Hillbilly Elegy author J.D. Vance wins Senate nomination as Trump’s man
J.D. Vance won the party’s Senate nomination in a crowded field in Ohio following his public endorsement by the former president.
Donald Trump has strengthened his grip on the Republicans after a 37-year-old won the party’s Senate nomination in a crowded field in the bellwether state of Ohio following his public endorsement by the former president.
J.D. Vance, a financier and author of best-selling 2016 memoir Hillbilly Elegy, won more than 32 per cent of the vote in one of the first primary contests leading up to the midterm congressional elections, edging out high-profile state treasurer Josh Mandel and investment banker Mike Gibbons, who each won more than 20 per cent.
“The people who are caught between the corrupt political class of the left and the right, they need a voice,” said Mr Vance, who ran on a traditional Trump “MAGA” campaign of being tough on border security and Washington elites.

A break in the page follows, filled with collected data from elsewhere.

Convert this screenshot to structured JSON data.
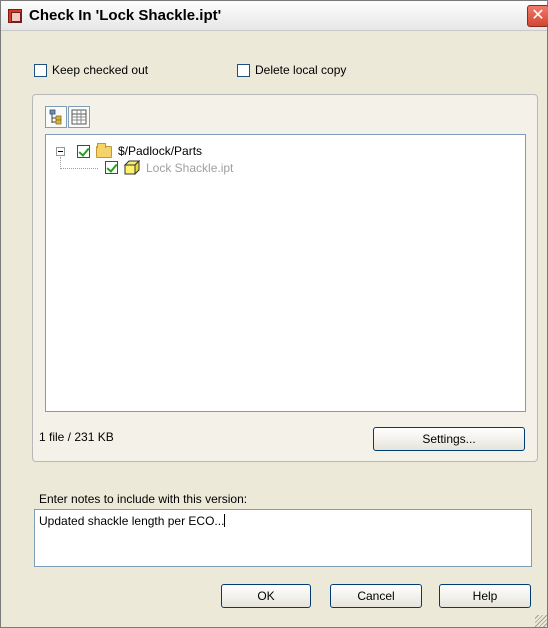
{
  "window": {
    "title": "Check In 'Lock Shackle.ipt'",
    "close_glyph": "✕"
  },
  "options": {
    "keep_checked_out": {
      "label": "Keep checked out",
      "checked": false
    },
    "delete_local_copy": {
      "label": "Delete local copy",
      "checked": false
    }
  },
  "view_buttons": [
    {
      "name": "tree-view",
      "icon": "tree-view-icon"
    },
    {
      "name": "list-view",
      "icon": "list-view-icon"
    }
  ],
  "tree": {
    "root": {
      "label": "$/Padlock/Parts",
      "checked": true,
      "expanded": true,
      "icon": "folder-icon"
    },
    "child": {
      "label": "Lock Shackle.ipt",
      "checked": true,
      "icon": "part-icon"
    }
  },
  "summary": {
    "text": "1 file / 231 KB"
  },
  "buttons": {
    "settings": "Settings...",
    "ok": "OK",
    "cancel": "Cancel",
    "help": "Help"
  },
  "notes": {
    "label": "Enter notes to include with this version:",
    "value": "Updated shackle length per ECO..."
  },
  "colors": {
    "dialog_bg": "#ece9d8",
    "close_button": "#d24632",
    "child_label": "#a0a0a0"
  }
}
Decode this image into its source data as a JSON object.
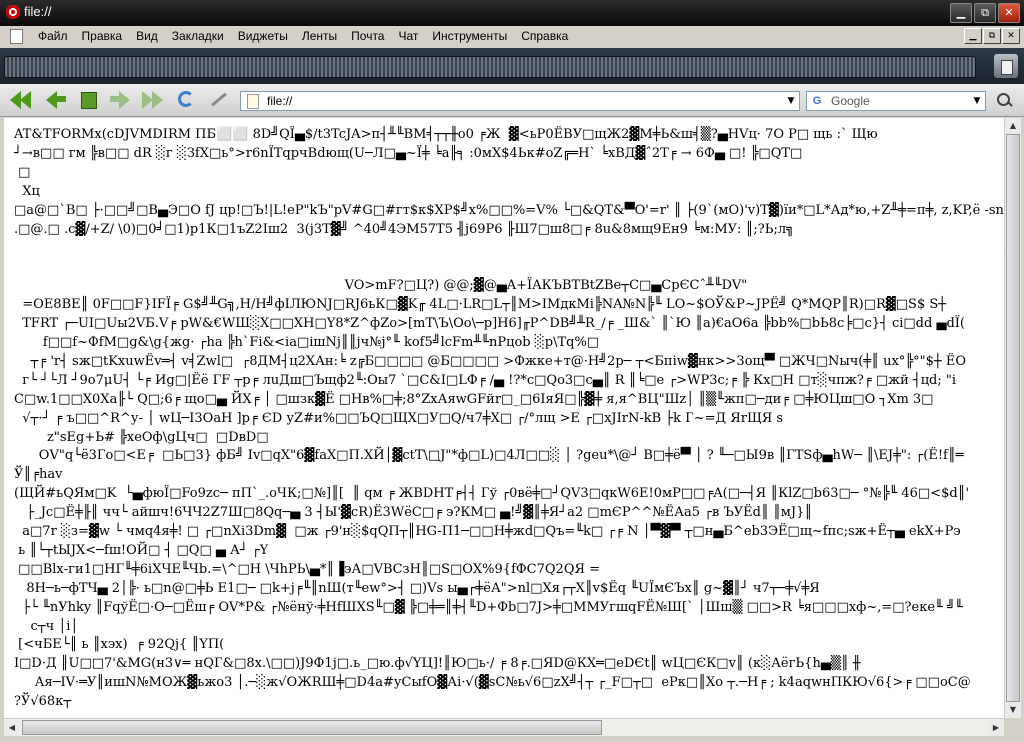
{
  "window": {
    "title": "file://"
  },
  "menu": {
    "items": [
      "Файл",
      "Правка",
      "Вид",
      "Закладки",
      "Виджеты",
      "Ленты",
      "Почта",
      "Чат",
      "Инструменты",
      "Справка"
    ]
  },
  "toolbar": {
    "address_value": "file://",
    "search_placeholder": "Google"
  },
  "icons": {
    "back": "double-back-arrow-icon",
    "back_single": "back-arrow-icon",
    "home": "home-icon",
    "forward": "forward-arrow-icon",
    "fast_forward": "double-forward-arrow-icon",
    "reload": "reload-icon",
    "wand": "wand-icon",
    "trash": "trash-icon",
    "search": "magnifier-icon"
  },
  "content": {
    "lines": [
      "AT&TFORMx(cDJVMDIRM ПБ⬜⬜ 8D╝QЇ▄$/t3TcJA>п┤╨╙BM╡┬┬╫o0 ╒Ж  ▓<ьР0ЁВУ□щЖ2▓M╪Ь&ш╡▒?▄HVц· 7O Р□ щь :ˋ Щю ",
      "┘→в□□ гм ╠в□□ dR ░г ░ЗfХ□ь°>r6nЇTqрчВdющ(U─Л□▄~Ї╪ ╘a╟╕ :0мХ$4Ьк#оZ╔═Н` ╘хВД▓ˆ2Т╒ → 6Ф▄ □! ╠□QT□",
      " □",
      "  Хц",
      "□a@□`В□ ├·□□╝□B▄Э□O fJ цр!□Ъ!|L!еР\"kЪ\"pV#G□#гт$к$ХР$╝x%□□%=V% └□&QT&▀O'=r' ║ ├(9`(мО)'v)T▓)їи*□L*Ад*ю,+Z╨╪=п╪, z,KP,ё -sn",
      ".□@.□ .c▓/+Z/ \\0)□0╛□1)р1К□1ъZ2Іш2  3(j3T▓╝ ^40╝4ЭМ57Т5 ╢j69Р6 ╟Ш7□ш8□╒ 8u&8мщ9Ен9 ╘м:МУ: ║;?Ь;л╗",
      "",
      "",
      "                                                                                VO>mF?□Ц?) @@;▓@▄A+ЇAКЪВТBtZВе┬C□▄CpЄCˆ╨╙DV\"",
      "  =OE8BE║ 0F□□F}IFЇ╒ G$╝╨G╗,H/H╝фIЛЮNJ□RJ6ьК□▓K╓ 4L□·LR□L┬║M>ІMдкMі╠NA№N╠╙ LO~$OЎ&Р~JPЁ╝ Q*MQP║R)□R▓□S$ S┼",
      "  TFRT ┌─UI□Uы2VБ.V╒ pW&€WШ░Х□□ХН□Y8*Z^фZо>[mT\\Ъ\\Оо\\─p]Н6]╓P^DB╝╨R_/╒ _Ш&` ║`Ю ║a)€аО6а ╠bb%□bЬ8с╞□c}┤ ci□dd ▄dЇ(",
      "       f□□f~ФfM□g&\\g{жg· ┌hа ╠h`Fi&<iа□iшNj║║jч№j°╙ kоf5╝lсFm╨╙nPцob ░p\\Tq%□",
      "    ┬╒ 'r┤ sж□tKxuwЁv═┤ v╡Zwl□  ┌8ДМ┤ц2ХАн:╘ z╔Б□□□□ @Б□□□□ >Фжке+т@·Н╝2р─ ┬<Бпiw▓нк>>3ощ▀ □ЖЧ□Nыч(╪║ uх°╠°\"$┼ ЁО",
      "  г└ ┘└Л ┘9о7μU┤ └╒ Иg□|Ёё ГF ┬р╒ лuДш□Ъщф2╙:Оы7 `□C&I□LФ╒ /▄ !?*с□Qо3□с▄║ R ║╘□e ┌>WP3c;╒ ╠ Кx□Н □т░чпж?╒ □жй ┤цd; \"i",
      "C□w.1□□Х0Xa╟└ Q□;6╒ що□▄ ЙХ╒ │ □шзк▓Ё □Нв%□╪;8°ZxАяwGFйr□_□6IяЯ□╠▓╪ я,я^ВЦ\"Шz│ ║▒╙жп□─ди╒ □╪ЮЦш□О ┐Xm 3□",
      "  √┬·┘ ╒ ъ□□^R^у- │ wЦ─І3ОаН ]р╒ ЄD уZ#и%□□ЪQ□ЩХ□У□Q/ч7╪Х□ ┌/°лщ >E ┌□хJIrN-kB ├k Г~=Д ЯrЩЯ s",
      "        z\"sEg+Ь# ╠хеОф\\gЦч□  □DвD□",
      "      ОV\"q└ё3Го□<Е╒  □Ь□3} фБ╝ Iv□qХ\"6▓faХ□П.ХЙ│▓ctT\\□J\"*ф□L)□4Л□□░ │ ?geu*\\@┘ В□╪ё▀ │ ? ╙─□Ы9в ║ГТSф▄hW─ ║\\EJ╪\": ┌(Ё!f║═",
      "Ў║╒hav",
      "(ЩЙ#ьQЯм□K  └▄фюЇ□Fo9zc─ пП`_.оЧК;□№]║[  ║ qм ╒ ЖВDНТ╒┤┤ Гў ┌0вё╪□┘QV3□qкW6Е!0мР□□╒A(□─┤Я ║КlZ□b63□─ °№╠╙ 46□<$d║'",
      "   ├_Jc□Ё╪╟║ чч└ айшч!6ЧЧ2Z7Ш□8Qq─▄ 3 ┤Ы'▓сR)Ё3WёС□╒ э?КМ□ ▄!╝▓║╪Я┘а2 □mЄР^^№ЁАа5 ┌в ЪУЁd║ ║мJ}║",
      "  а□7r ░з=▓w └ чмq4я╪! □ ┌□nXi3Dm▓  □ж ┌9'н░$qQП┬║НG-П1─□□Н╪жd□Qъ=╙k□ ┌╒ N │▀▓▀ ┬□н▄Б^еb3ЭЁ□щ~fпc;sж+Ё┬▄ еkX+Рэ",
      " ь ║└┬tЫJX<─fш!ОЙ□ ┤ □Q□ ▄ А┘ ┌Y",
      " □□Blх-ги1□НГ╙╪6iХЧЕ╙Чb.=\\^□Н \\ЧhРЬ\\▄*║▐эА□VВСзН║□S□OХ%9{fФС7Q2QЯ =",
      "   8H─ь─фТЧ▄ 2│╠· ь□n@□╪Ь E1□─ □k+j╒╙║nШ(т╙ew°>┤ □)Vs ы▄┌╪ёА\">nl□Хя┌┬Х║v$Ёq ╙UЇмЄЪх║ g~▓║┘ ч7┬─╪√╪Я",
      "  ├└ ╙nУhky ║FqўЁ□·O─□Ёш╒ ОV*Р& ┌№ёнў·╪HfШХS╙□▓ ╠□╪═║╪┤╙D+Фb□7J>╪□ММУгшqFЁ№Ш[` │Шш▒ □□>R ╘я□□□хф~,=□?еке╙ ╝╙",
      "    c┬ч │i│",
      " [<чБЕ└║ ь ║хэх)  ╒ 92Qj{ ║YП(",
      "I□D·Д ║U□□7'&MG(н3∨═ нQГ&□8x.\\□□)J9Ф1j□.ь_□ю.ф√YЦ]!║Ю□ь·/ ╒ 8╒.□ЯD@КХ═□eDЄt║ wЦ□ЄК□v║ (к░АёгЬ{h▄▒║ ╫",
      "     Ая─IV·═У║ишN№МОЖ▓ьжо3 │.─░ж√ОЖRШ╪□D4а#уСыfO▓Аi·√(▓sC№ь√6□zХ╝┤┬ ┌_F□┬□  еРк□║Хо ┬.─Н╒ ; k4aqwнПКЮ√6{>╒ □□оС@",
      "?Ў√68к┬"
    ]
  }
}
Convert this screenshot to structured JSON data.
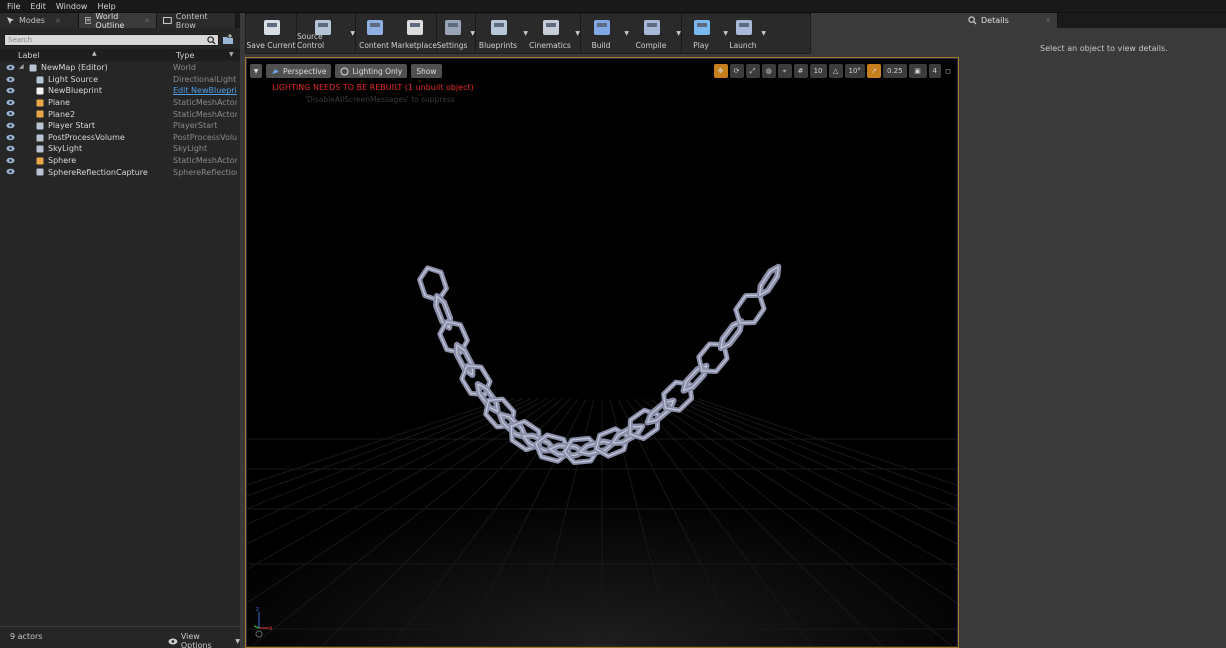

“This campaign I really think, was a referendum on what kind of a Republican Party we want and what kind of a country we want.”
Mr Vance, who had originally opposed Mr Trump, will cement the former president’s power as kingmaker for the Republican party and its de facto leader in the lead up to the November elections, where Democrats are expected to lose control of congress.
Mr Trump, who only days earlier had confused Mr Vance’s name with Mr Mandel’s, hadn’t made a statement on Tuesday night but his eldest son Don Jr had earlier urged voters to “send a message to the corrupt RINO establishment”, referring to a commonly used acronym by Trump supporters for “Republicans In Name Only”.
Mr Vance will face off against Democrat Tim Ryan, who won almost two-thirds of his party’s primary, in the November clash, when 34 of the Senate’s 100 seats will go up for election across the US, potentially causing Democrats to lose their slim majority.
Republican candidates have been beating a path to Mr Trump’s door for months hopeful of securing his endorsement, widely seen, and even more so in the wake of Mr Vance’s victory, to be a critical to win the party’s primaries.
“I’ve studied this race closely and I think J.D. is the most likely to take out the weak, but dangerous, Democrat opponent,” Mr Trump said ahead of his pick of Mr Vance and a group of Republican hopefuls.
Mr Trump, still wildly popular with core Republican voters since leaving the US presidency in early 2021 under a cloud of impropriety, has endorsed more than 120 candidates in various state and congressional races since leaving the White House, and has repeatedly hinted that he will run again in 2024.
The former president has also endorsed celebrity “television doctor” Mehmet Oz, 61, for the hotly contested Pennsylvania Republican Senate ticket, which is scheduled for May 17, and former vice-presidential nominee and Alaska governor Sarah Palin for the state’s sole House of Representatives race.
Numerous polls have given Mr Trump a commanding lead over rivals for the presidential nomination, including Florida’s governor Ron DeSantis.
According to the Wall Street Journal, the contest for the Senate nomination in Ohio was the most expensive in the nation so far this year, with more than $US66m ($93m) spent on advertising by the Republican candidates and their allies.